Felice di ricamare fazzolettini tra la regina e la cara Lamballe, quel giorno godeva al pensiero che la pedante signora lasciasse il palazzo al seguito del consorte.
- La duchessa di Noailles ora si fa chiamare marescialla di Mouchy? – chiese la modista a sua maestà
- Madame l’etiquette è onoratissima che il marito sia divenuto maresciallo di Francia e fa di tutto per sottolinearlo.
- Non credo lasci Versailles per questo…
- E perché?
Mademoiselle Bertin indicò la principessa di Lamballe.
- E’ gelosa di madame… da quando é sovrintendente della casa non accetta di essere seconda.
La principessa sospirò.
- Non riaprite la ferita, per carità! – e gli occhi le si inumidirono
Subito Maria Antonietta si intromise:
- Godetevi l’ala di mezzogiorno Maria Teresa! Dodici stanze, undici anticamere… tutto vostro… potrete organizzare meravigliose serate!
La Lamballe sospirò. Bussarono alla porta e Madam Campan annunciò:
- E’ arrivato il corriere…
- Fatelo entrare – esclamò la regina correndogli incontro .
Riconobbe la lettera della madre, rosa, con il sigillo, lanciando un gridolino di gioia. L’aprì trepidante. Leggendola il cuore prese a batterle e il volto si fece scuro :
Schönbrunn 30 luglio 1775
Una lettera scritta a Rosenberg mi ha gettata nella più grande costernazione. Che stile! Che leggerezza! Dov’è finito il cuore così buono, così generoso, dell’arciduchessa Antonietta? Non vedo che intrighi, bassi istinti, spirito di persecuzione, dileggio. Tresche come una Pompadour, una du Barry, nulla che appartenga a una regina, una grande principessa, una principessa della casa di Lorena e d’Austria, piena di bontà e decenza. Il vostro successo troppo rapido e gli adulatori mi hanno fatto tremare per voi dopo quest’inverno, quando vi siete gettata nei piaceri, agghindata in modo ridicolo.

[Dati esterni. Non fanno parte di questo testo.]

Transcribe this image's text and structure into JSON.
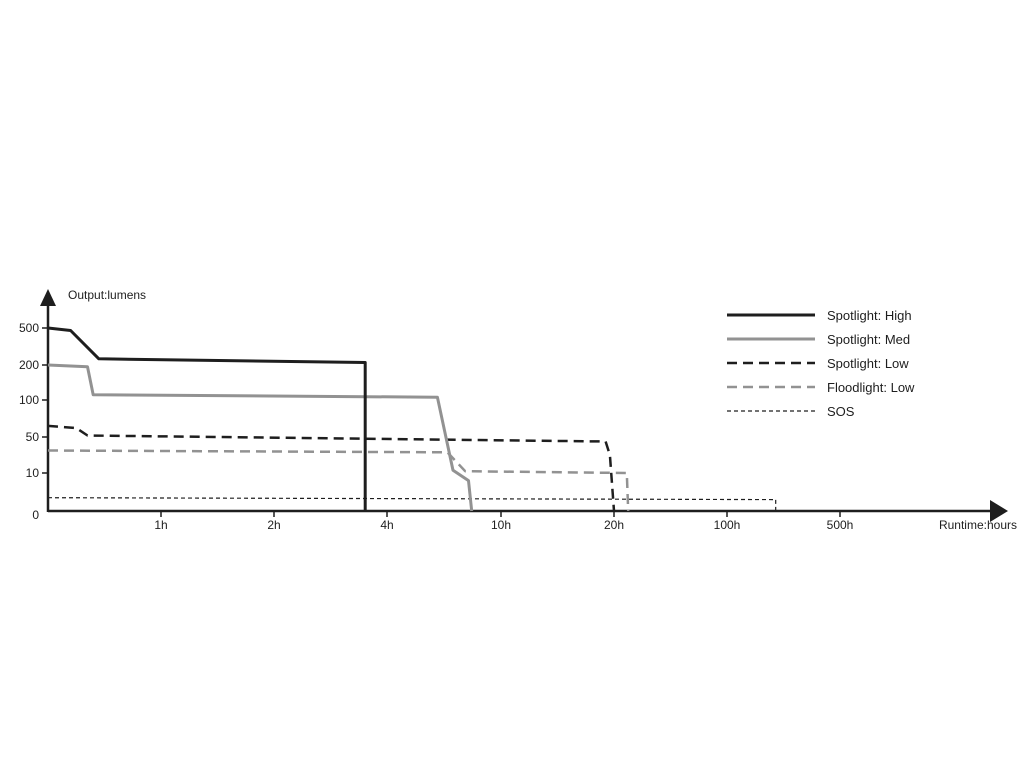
{
  "chart_data": {
    "type": "line",
    "ylabel": "Output:lumens",
    "xlabel": "Runtime:hours",
    "y_ticks": [
      "0",
      "10",
      "50",
      "100",
      "200",
      "500"
    ],
    "x_ticks": [
      "1h",
      "2h",
      "4h",
      "10h",
      "20h",
      "100h",
      "500h"
    ],
    "grid": false,
    "legend_position": "top-right",
    "series": [
      {
        "name": "Spotlight: High",
        "color": "#1e1e1e",
        "style": "solid-thick",
        "points": [
          [
            0,
            500
          ],
          [
            0.2,
            480
          ],
          [
            0.45,
            250
          ],
          [
            3.5,
            220
          ],
          [
            3.5,
            0
          ]
        ]
      },
      {
        "name": "Spotlight: Med",
        "color": "#929292",
        "style": "solid-thick",
        "points": [
          [
            0,
            200
          ],
          [
            0.35,
            195
          ],
          [
            0.4,
            115
          ],
          [
            6,
            108
          ],
          [
            6.8,
            13
          ],
          [
            7.7,
            8
          ],
          [
            7.9,
            0
          ]
        ]
      },
      {
        "name": "Spotlight: Low",
        "color": "#1e1e1e",
        "style": "dashed-thick",
        "points": [
          [
            0,
            65
          ],
          [
            0.25,
            62
          ],
          [
            0.35,
            52
          ],
          [
            19,
            45
          ],
          [
            19.5,
            30
          ],
          [
            20,
            0
          ]
        ]
      },
      {
        "name": "Floodlight: Low",
        "color": "#929292",
        "style": "dashed-thick",
        "points": [
          [
            0,
            35
          ],
          [
            6.5,
            33
          ],
          [
            7.5,
            12
          ],
          [
            24,
            10
          ],
          [
            24.5,
            0
          ]
        ]
      },
      {
        "name": "SOS",
        "color": "#1e1e1e",
        "style": "dashed-thin",
        "points": [
          [
            0,
            3.5
          ],
          [
            200,
            3
          ],
          [
            200,
            0
          ]
        ]
      }
    ]
  }
}
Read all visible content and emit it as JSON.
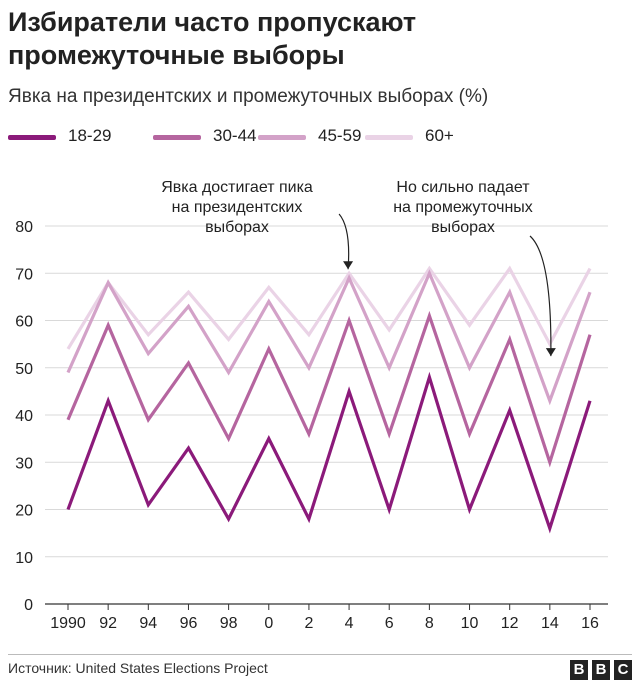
{
  "title": "Избиратели часто пропускают промежуточные выборы",
  "subtitle": "Явка на президентских и промежуточных выборах (%)",
  "source": "Источник: United States Elections Project",
  "logo": [
    "B",
    "B",
    "C"
  ],
  "colors": {
    "18-29": "#8b1a7a",
    "30-44": "#b5659f",
    "45-59": "#d3a2c8",
    "60+": "#ead3e6",
    "grid": "#d9d9d9",
    "text": "#222222"
  },
  "chart_data": {
    "type": "line",
    "categories": [
      "1990",
      "92",
      "94",
      "96",
      "98",
      "0",
      "2",
      "4",
      "6",
      "8",
      "10",
      "12",
      "14",
      "16"
    ],
    "ylim": [
      0,
      80
    ],
    "yticks": [
      0,
      10,
      20,
      30,
      40,
      50,
      60,
      70,
      80
    ],
    "grid": true,
    "legend_position": "top-left",
    "series": [
      {
        "name": "18-29",
        "values": [
          20,
          43,
          21,
          33,
          18,
          35,
          18,
          45,
          20,
          48,
          20,
          41,
          16,
          43
        ]
      },
      {
        "name": "30-44",
        "values": [
          39,
          59,
          39,
          51,
          35,
          54,
          36,
          60,
          36,
          61,
          36,
          56,
          30,
          57
        ]
      },
      {
        "name": "45-59",
        "values": [
          49,
          68,
          53,
          63,
          49,
          64,
          50,
          69,
          50,
          70,
          50,
          66,
          43,
          66
        ]
      },
      {
        "name": "60+",
        "values": [
          54,
          68,
          57,
          66,
          56,
          67,
          57,
          70,
          58,
          71,
          59,
          71,
          55,
          71
        ]
      }
    ],
    "annotations": [
      {
        "text": [
          "Явка достигает пика",
          "на президентских",
          "выборах"
        ],
        "target_category": "4"
      },
      {
        "text": [
          "Но сильно падает",
          "на промежуточных",
          "выборах"
        ],
        "target_category": "14"
      }
    ]
  }
}
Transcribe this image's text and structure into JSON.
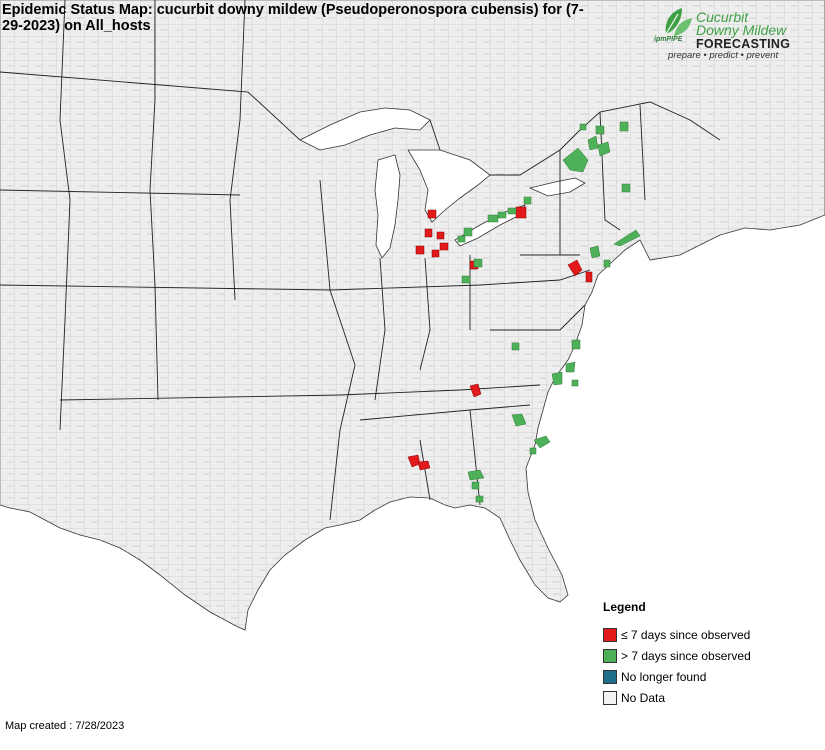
{
  "title": "Epidemic Status Map: cucurbit downy mildew (Pseudoperonospora cubensis) for (7-29-2023) on All_hosts",
  "logo": {
    "line1": "Cucurbit",
    "line2": "Downy Mildew",
    "forecasting": "FORECASTING",
    "ipm": "ipmPIPE",
    "tagline": "prepare • predict • prevent"
  },
  "legend": {
    "title": "Legend",
    "items": [
      {
        "label": "≤ 7 days since observed",
        "color": "#e31a1c"
      },
      {
        "label": "> 7 days since observed",
        "color": "#4fb05a"
      },
      {
        "label": "No longer found",
        "color": "#1f6e8c"
      },
      {
        "label": "No Data",
        "color": "#f2f2f2"
      }
    ]
  },
  "map_created": "Map created : 7/28/2023",
  "colors": {
    "land": "#eeeeee",
    "water": "#ffffff",
    "state_border": "#222222",
    "county_border": "#a9a9a9"
  }
}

Le corse da un divertimento all’ altro senza il re, sapendo che non ci prova gusto e che, per pura compiacenza, vi accompagna e vi lascia fare tutto, tutto ciò (…) vedo confermato nella vostra lettera. Che linguaggio! Il “pover’uomo”! Dov’è il rispetto e la riconoscenza per la sua compiacenza? Vi lascio alle vostre riflessioni e non vi dico altro, sebbene da dire ci sarebbe ancora.
***

La sovrintendenza della real casa, in passato soppressa perché fonte di troppe complicazioni e intrighi, aveva portato molti soldi nelle casse della principessa di Lamballe. La regina non amava rifiutare nulla ai suoi amici, figuriamoci in un momento in cui si sentiva vagamente annoiata. Voleva bene a Maria Teresa ma la sua arrendevolezza, il suo pudore, il suo conformismo, non la stimolavano: sperava trovasse altri svaghi, così lei sarebbe stata più libera. Non ne era consapevole ma la ricopriva d’oro per tacitare il suo senso di colpa. Abituale e interessato modo di dedicarsi, come pretendeva, al benessere dei sudditi: il popolo erano gli intimi, chi non conosceva non esisteva. Come non esisteva il denaro, entità astratta di cui disponeva senza mai averlo guadagnato: per risparmiare il re rinunciava a cagnolini e cavalli ma la regina aveva raddoppiato la scuderia. Per di più la ristrutturazione del piccolo Trianon, grazie alle sue inesauribili stravaganze, si faceva di giorno in giorno più costosa.
Maria Antonietta gettava soldi dalla finestra mentre Turgot, austero controllore delle finanze, inseguiva il sogno di raddrizzare i conti e riformare lo stato.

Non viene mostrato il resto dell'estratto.